For keen Stephen Brown readers, this is the book where the master of marketing slogans achieves what must surely be his apotheosis as he finally and inevitably unleashes his idiosyncratic imagination on naming sex products and promotions ("buy-one-nipple-clamp-get-one-free" and an "auto-erotic extravaganza in no-partner November"). To be sure, this is the book which takes a turn towards the ribald. Beyond references to Rudolph-the-Red-Nosed-Rabbit we also find a rape scene, paedophilia and castration. No doubt about it, this is a textbook with edge.

There is also a great depth to the research for this novel. Hitler's (dubious) Irish connections are mined to create a Nazi conspiracy that threads together Otto Skorzeny with Eamon De Valera and WB Yeats. The attention to detail and commitment to authenticity are nothing short of extraordinary and Stephen Brown actually pens a trio of fake yet carefully-crafted Yeatsian three stanza ballads which, it transpires, are actually a code connected to the streets of Edinburgh. Now that is impressive and that same level of ingenuity (for how else can it be described?) flows through the imaginatively wonderful conspiracy plot throughout these pages. And just like he did in the Marketing Code, Brown succeeds in matching Dan Brown's own propensity for page-turners.

Agents & Dealers smuggles nuggets of marketing theory throughout the pages.
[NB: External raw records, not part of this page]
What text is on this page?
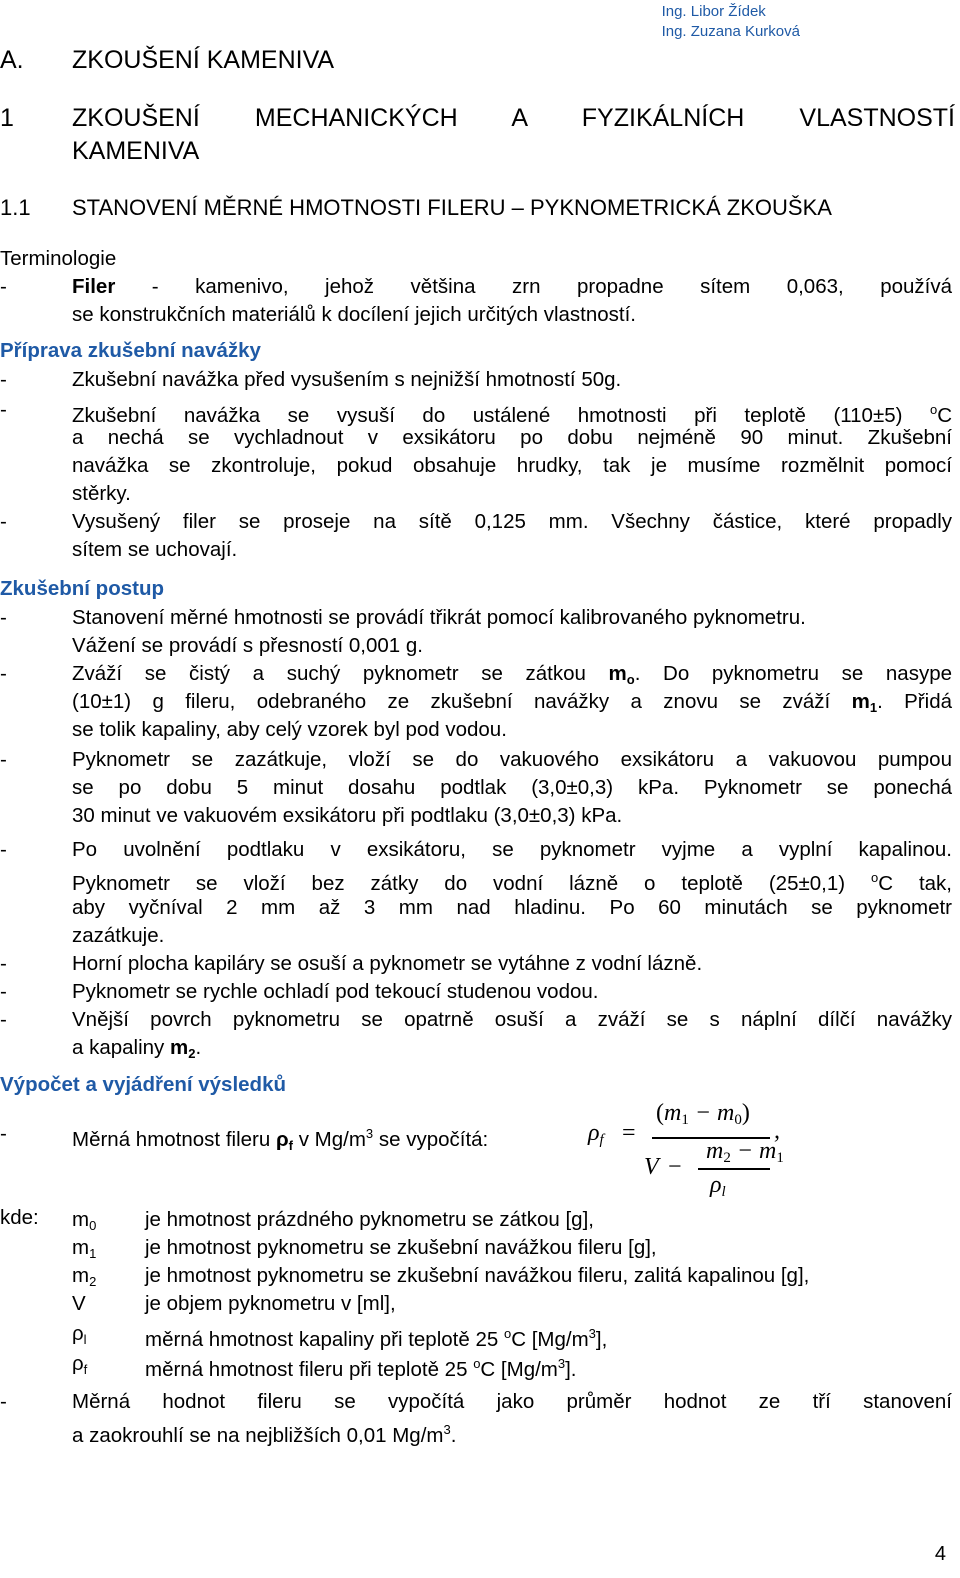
Ing. Libor Žídek
Ing. Zuzana Kurková
A. ZKOUŠENÍ KAMENIVA
1 ZKOUŠENÍ MECHANICKÝCH A FYZIKÁLNÍCH VLASTNOSTÍ
KAMENIVA
1.1 STANOVENÍ MĚRNÉ HMOTNOSTI FILERU – PYKNOMETRICKÁ ZKOUŠKA
Terminologie
-	Filer - kamenivo, jehož většina zrn propadne sítem 0,063, používá
se konstrukčních materiálů k docílení jejich určitých vlastností.
Příprava zkušební navážky
-	Zkušební navážka před vysušením s nejnižší hmotností 50g.
-	Zkušební navážka se vysuší do ustálené hmotnosti při teplotě (110±5) $^o$C
a nechá se vychladnout v exsikátoru po dobu nejméně 90 minut. Zkušební
navážka se zkontroluje, pokud obsahuje hrudky, tak je musíme rozmělnit pomocí
stěrky.
-	Vysušený filer se proseje na sítě 0,125 mm. Všechny částice, které propadly
sítem se uchovají.
Zkušební postup
-	Stanovení měrné hmotnosti se provádí třikrát pomocí kalibrovaného pyknometru.
Vážení se provádí s přesností 0,001 g.
-	Zváží se čistý a suchý pyknometr se zátkou $m_o$. Do pyknometru se nasype
(10±1) g fileru, odebraného ze zkušební navážky a znovu se zváží $m_1$. Přidá
se tolik kapaliny, aby celý vzorek byl pod vodou.
-	Pyknometr se zazátkuje, vloží se do vakuového exsikátoru a vakuovou pumpou
se po dobu 5 minut dosahu podtlak (3,0±0,3) kPa. Pyknometr se ponechá
30 minut ve vakuovém exsikátoru při podtlaku (3,0±0,3) kPa.
-	Po uvolnění podtlaku v exsikátoru, se pyknometr vyjme a vyplní kapalinou.
Pyknometr se vloží bez zátky do vodní lázně o teplotě (25±0,1) $^o$C tak,
aby vyčníval 2 mm až 3 mm nad hladinu. Po 60 minutách se pyknometr
zazátkuje.
-	Horní plocha kapiláry se osuší a pyknometr se vytáhne z vodní lázně.
-	Pyknometr se rychle ochladí pod tekoucí studenou vodou.
-	Vnější povrch pyknometru se opatrně osuší a zváží se s náplní dílčí navážky
a kapaliny $m_2$.
Výpočet a vyjádření výsledků
-	Měrná hmotnost fileru $\rho_f$ v $Mg/m^3$ se vypočítá:	$\rho_f$ =
$(m_1 - m_0)$
,
V −
$m_2 - m_1$
$\rho_l$
kde: $m_0$ je hmotnost prázdného pyknometru se zátkou [g],
$m_1$ je hmotnost pyknometru se zkušební navážkou fileru [g],
$m_2$ je hmotnost pyknometru se zkušební navážkou fileru, zalitá kapalinou [g],
V	je objem pyknometru v [ml],
$\rho_l$	měrná hmotnost kapaliny při teplotě 25 $^o$C $[Mg/m^3]$,
$\rho_f$	měrná hmotnost fileru při teplotě 25 $^o$C $[Mg/m^3]$.
-	Měrná hodnot fileru se vypočítá jako průměr hodnot ze tří stanovení
a zaokrouhlí se na nejbližších 0,01 $Mg/m^3$.
4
Brown's well-versed argument that marketing is not a science but a wonderland of enchantment in which marketers are alchemists and even crazed fanatics is, once again, laid to bare. But as a master code craftsman, the references to marketing are so embedded in the attention consuming narrative that they can be easy to miss. For example, Brown reveals whilst recently writing for the Irish Marketing Review that the discussion between two characters as they decide where they shoplift, is actually a meditation on the problematic process of market classification. This may well result in a sense of less of a takeaway for marketing theory than is found in the Marketing Code but this is surely forgivable given the quality of conspiracy that is conjured.

At a time when critical perspectives seeks to deliver the imaginative and creative away from conventional marketing, Brown is intent on seducing us all back by reminding us that conventional marketing is anything but conventional but is a rich and fertile field for the creative to farm. Agents & Dealers, as part two of Stephen Brown trilogy, would take our imaginative and creative curiosity for understanding marketing to untold places. It is a journey worth taking.